There’s only one answer to the question ‘Who you are writing for?’ and that’s yourself. You write in a language and style that you know, and you create something that you would love to read. You write what you know, and you write for yourself.
So why all the writing advice? What’s that all about? If you’re writing for yourself, why follow advice that trains you to write differently? On the surface, this seems paradoxical, maybe even hypocritical. But that doesn’t mean it isn’t true, and I’ll explain.

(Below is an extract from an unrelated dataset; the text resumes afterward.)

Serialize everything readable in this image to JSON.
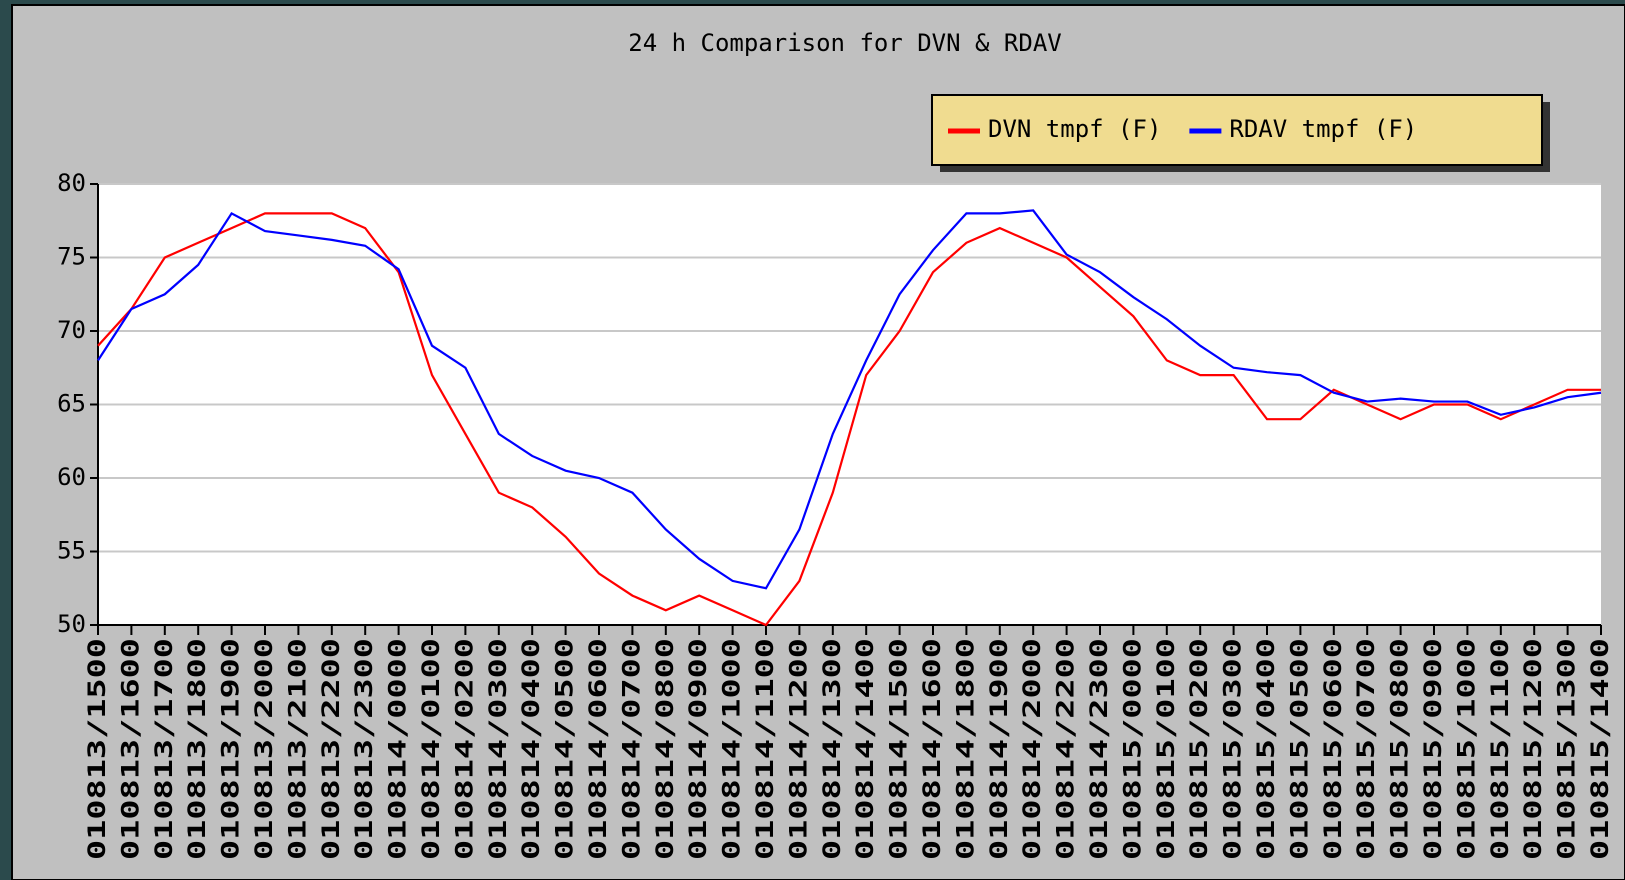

Consider your reader for a moment, and the phrase, “If you lose the readers that don’t get you, you don’t want them, anyway.” This is true. But what matters here, and what this sentence doesn’t contain, is the reason you have lost them. One is acceptable, and one isn’t.
Reasons to lose readers.
If a reader has stopped reading your work because they don’t like your sense of humour, or they don’t enjoy reading about what you’ve written about, for example, a novel based on a travelling salesman who solves crimes in his spare time, then that’s just fine. Leave those readers behind. Don’t second guess what they might prefer. You wrote about your crime-solving salesman for a reason. If you created another character to please a faceless audience, then they probably still wouldn’t like it, and the story wouldn’t be as good, because it wasn’t what you wanted to write about. You’re writing for yourself, because you know what to write, and how to make it good.

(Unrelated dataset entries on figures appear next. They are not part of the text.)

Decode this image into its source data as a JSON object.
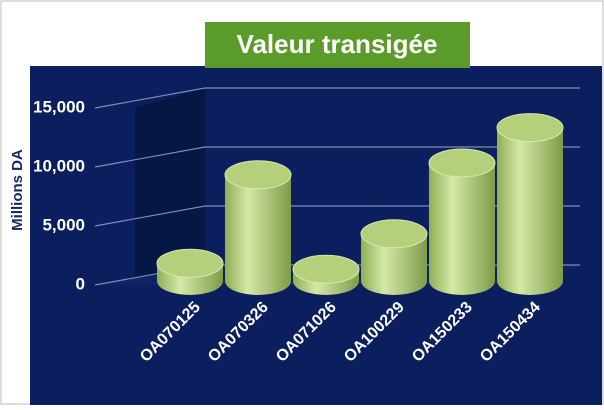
{
  "chart_data": {
    "type": "bar",
    "title": "Valeur transigée",
    "y_label": "Millions DA",
    "categories": [
      "OA070125",
      "OA070326",
      "OA071026",
      "OA100229",
      "OA150233",
      "OA150434"
    ],
    "values": [
      1500,
      9000,
      1000,
      4000,
      10000,
      13000
    ],
    "color": "#b5cf7a",
    "ylim": [
      0,
      15000
    ],
    "yticks": [
      0,
      {
        "value": 5000,
        "label": "5,000"
      },
      {
        "value": 10000,
        "label": "10,000"
      },
      {
        "value": 15000,
        "label": "15,000"
      }
    ],
    "grid": true
  }
}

It’s unforgivable, on the other hand, to lose readers because you have failed to work on your craft. If people invest in your character and story, and they love your sense of humour, and you then lose their attention because you’ve been reckless with your technique, that’s your fault. It’s not only in your interest as a writer to work on the craft of writing, but it’s your responsibility, too.
Write for yourself, but respect your readers.